Nadat het onderzoek is uitgevoerd, kun je de meetgegevens, resultaten uit de literatuur, de (rekenkundige) verwerkingen en andere waarnemingen verwerken in bijvoorbeeld grafieken of diagrammen. Voer eventuele berekeningen zorgvuldig uit. Dit zijn de gegevens waaruit je de conclusie kunt trekken.
Met de conclusie heb je een antwoord gekregen op je onderzoeksvraag, en kun je de hypothese bevestigen of verwerpen. ------------------------------------------------ een technisch ontwerp uitvoeren
Een technisch ontwerp kan bijvoorbeeld een werkend model van een apparaat zijn, of een maquette. Om dat te maken, heb je informatie, kennis en handigheid nodig. Daarom is het maken van een technisch ontwerp een combinatie van onderzoek doen en onderzoek presenteren. Het product kan een belangrijk onderdeel vormen van de eindpresentatie van je opdracht.
aandachtspunten
1. Als je zelf het ontwerp mag maken of bepalen, kies dan iets waar voldoende informatie over te vinden is. Informatie kun je vinden in boeken, op internet, bij bedrijven en door interviews met vakmensen.

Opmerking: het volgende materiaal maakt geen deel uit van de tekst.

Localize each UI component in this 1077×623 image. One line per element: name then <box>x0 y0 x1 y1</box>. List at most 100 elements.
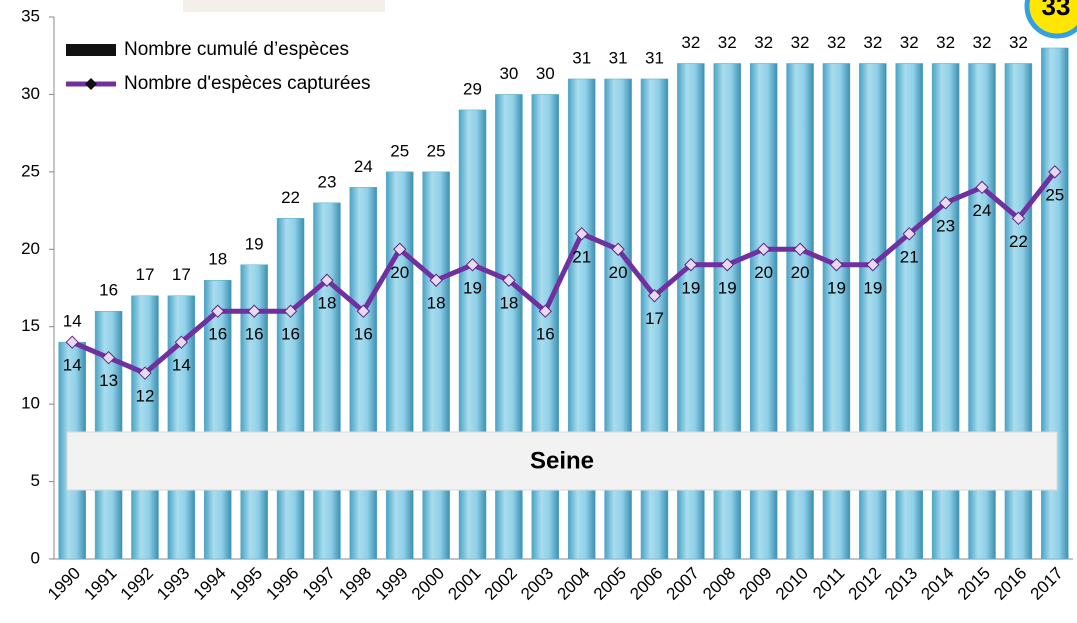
line-value-label: 18 <box>427 294 446 313</box>
bar-value-label: 32 <box>936 33 955 52</box>
bar-value-label: 25 <box>427 141 446 160</box>
line-value-label: 19 <box>827 278 846 297</box>
bar-value-label: 17 <box>172 265 191 284</box>
line-value-label: 20 <box>390 263 409 282</box>
x-tick-label: 1990 <box>44 564 84 604</box>
annotation: Seine <box>530 447 594 474</box>
x-tick-label: 1998 <box>335 564 375 604</box>
line-value-label: 19 <box>718 278 737 297</box>
line-value-label: 18 <box>499 294 518 313</box>
bar-value-label: 32 <box>1009 33 1028 52</box>
bar-value-label: 23 <box>317 172 336 191</box>
line-value-label: 17 <box>645 309 664 328</box>
x-tick-label: 2017 <box>1027 564 1067 604</box>
legend-label: Nombre cumulé d’espèces <box>124 39 349 60</box>
line-value-label: 19 <box>681 278 700 297</box>
line-value-label: 19 <box>863 278 882 297</box>
line-value-label: 22 <box>1009 232 1028 251</box>
line-value-label: 16 <box>281 325 300 344</box>
x-tick-label: 2004 <box>554 564 594 604</box>
bar-value-label: 30 <box>536 64 555 83</box>
line-value-label: 20 <box>791 263 810 282</box>
bar-value-label: 19 <box>245 234 264 253</box>
bar-value-label: 25 <box>390 141 409 160</box>
bar-value-label: 18 <box>208 250 227 269</box>
line-value-label: 25 <box>1045 185 1064 204</box>
line-value-label: 19 <box>463 278 482 297</box>
y-tick-label: 5 <box>31 471 40 490</box>
y-tick-label: 15 <box>21 316 40 335</box>
x-tick-label: 2001 <box>444 564 484 604</box>
x-tick-label: 2009 <box>735 564 775 604</box>
x-tick-label: 2016 <box>990 564 1030 604</box>
y-tick-label: 20 <box>21 239 40 258</box>
line-value-label: 16 <box>354 325 373 344</box>
legend-marker <box>85 78 97 90</box>
bar-value-label: 16 <box>99 281 118 300</box>
y-tick-label: 35 <box>21 6 40 25</box>
bar-value-label: 30 <box>499 64 518 83</box>
line-value-label: 16 <box>208 325 227 344</box>
bar-value-label: 17 <box>136 265 155 284</box>
x-tick-label: 2014 <box>917 564 957 604</box>
bar-value-label: 32 <box>863 33 882 52</box>
decor-image <box>183 0 385 12</box>
x-tick-label: 2006 <box>626 564 666 604</box>
x-tick-label: 1999 <box>372 564 412 604</box>
x-tick-label: 1991 <box>80 564 120 604</box>
line-value-label: 14 <box>63 356 82 375</box>
bar-value-label: 31 <box>572 48 591 67</box>
bar-value-label: 32 <box>827 33 846 52</box>
bar-value-label: 32 <box>791 33 810 52</box>
line-value-label: 24 <box>973 201 992 220</box>
line-value-label: 21 <box>572 247 591 266</box>
y-tick-label: 10 <box>21 394 40 413</box>
bar-value-label: 14 <box>63 312 82 331</box>
bar <box>131 296 158 559</box>
x-tick-label: 1997 <box>299 564 339 604</box>
legend-swatch <box>66 44 116 56</box>
x-tick-label: 2015 <box>954 564 994 604</box>
x-tick-label: 1996 <box>262 564 302 604</box>
y-tick-label: 25 <box>21 161 40 180</box>
x-tick-label: 1993 <box>153 564 193 604</box>
line-value-label: 23 <box>936 216 955 235</box>
bar-value-label: 24 <box>354 157 373 176</box>
x-tick-label: 2013 <box>881 564 921 604</box>
bar-value-label: 29 <box>463 79 482 98</box>
line-value-label: 12 <box>136 387 155 406</box>
line-value-label: 21 <box>900 247 919 266</box>
line-value-label: 20 <box>609 263 628 282</box>
bar-value-label: 31 <box>645 48 664 67</box>
x-tick-label: 2000 <box>408 564 448 604</box>
x-tick-label: 2012 <box>845 564 885 604</box>
chart: 0 5 10 15 20 25 30 35 14 16 17 17 18 19 22 23 24 25 25 29 30… <box>0 0 1077 623</box>
bar <box>277 218 304 559</box>
line-value-label: 16 <box>245 325 264 344</box>
line-value-label: 16 <box>536 325 555 344</box>
y-tick-label: 30 <box>21 84 40 103</box>
badge: 33 <box>1042 0 1071 21</box>
x-tick-label: 2008 <box>699 564 739 604</box>
line-value-label: 18 <box>317 294 336 313</box>
y-tick-label: 0 <box>31 548 40 567</box>
x-tick-label: 2011 <box>809 564 848 603</box>
bar-value-label: 32 <box>718 33 737 52</box>
bar <box>313 203 340 559</box>
bar-value-label: 22 <box>281 188 300 207</box>
bar-value-label: 31 <box>609 48 628 67</box>
bar-value-label: 32 <box>973 33 992 52</box>
line-value-label: 20 <box>754 263 773 282</box>
bar-value-label: 32 <box>681 33 700 52</box>
x-tick-label: 2007 <box>663 564 703 604</box>
bar <box>350 187 377 559</box>
x-tick-label: 2003 <box>517 564 557 604</box>
x-tick-label: 1992 <box>117 564 157 604</box>
line-value-label: 14 <box>172 356 191 375</box>
bar-value-label: 32 <box>900 33 919 52</box>
x-tick-label: 2002 <box>481 564 521 604</box>
bar-value-label: 32 <box>754 33 773 52</box>
legend-label: Nombre d'espèces capturées <box>124 73 371 94</box>
bar <box>386 172 413 559</box>
x-tick-label: 1995 <box>226 564 266 604</box>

2. Maak een werkplan en houd een logboek bij.
3. Een ontwerpcyclus omvat zes fasen:
voorbereiding
1. Een ontwerpopdracht is aanvankelijk vaak te globaal omschreven. Verzamel informatie, waardoor je precies weet wat je wilt/wordt verwacht.
2. Bepaal wat de ontwerpeisen zijn. Waaraan moet het ontwerp voldoen? Formuleer deze eisen zo concreet mogelijk. De eisen moeten meetbaar en haalbaar zijn.
3. Het bedenken van oplossingen. Zoek voor iedere eis of functie een aantal deeloplossingen. Maak daarvoor bijvoorbeeld een ideeëntabel:
4. Het ontwerp beschrijven. Streep in de ideeëntabel alle deeloplossingen door die in strijd zijn met andere eisen. Kies uit de overgebleven oplossingen de beste en beschrijf op die manier het ontwerp.
5. Maak een lijstje met materialen en gereedschap dat je nodig hebt om je ontwerp te bouwen.
6. Bespreek het ontwerp en je werkplan met je begeleider en/of TOA.
praktische uitvoering
7. Maak tekeningen van alle onderdelen. Daardoor krijg je belangrijke aanwijzingen over de werking en de materialen die nodig zijn om het te bouwen.
8. Maak een prototype van je ontwerp. Noteer de problemen die je daarbij tegenkomt.
9. Test het ontwerp uit en breng zo nodig verbeteringen aan.
afsluiting
10. Controleer of je ontwerp aan de opdracht voldoet.
11. Verwerk alle gegevens die je hebt verzameld in een presentatie. Dat kan naast je werkstuk, een mondelinge presentatie, filmpje of poster zijn.
evaluatie
A. Heb je je aan het werkplan kunnen houden? Zo niet, wat is daarvan de oorzaak?
B. Voldoet het ontwerp aan de verwachtingen?
C. Welke problemen kwam je tegen??
D. Hoe zou je het de volgende keer aanpakken?
-------------------------------- de enquête Een enquête is een lijst met vragen over je onderwerp, die je aan een groep mensen (de doelgroep) stelt. Iedere geënquêteerde krijgt precies dezelfde vragen en geeft individueel antwoord. Het doel van een enquête is het verzamelen van gegevens uit een geselecteerde groep mensen. Uit de hiermee verkregen informatie kun je conclusies trekken.
aandachtspunten
1. Een goede enquête houden kost heel veel tijd, zowel bij de voorbereiding, als bij de uitvoering.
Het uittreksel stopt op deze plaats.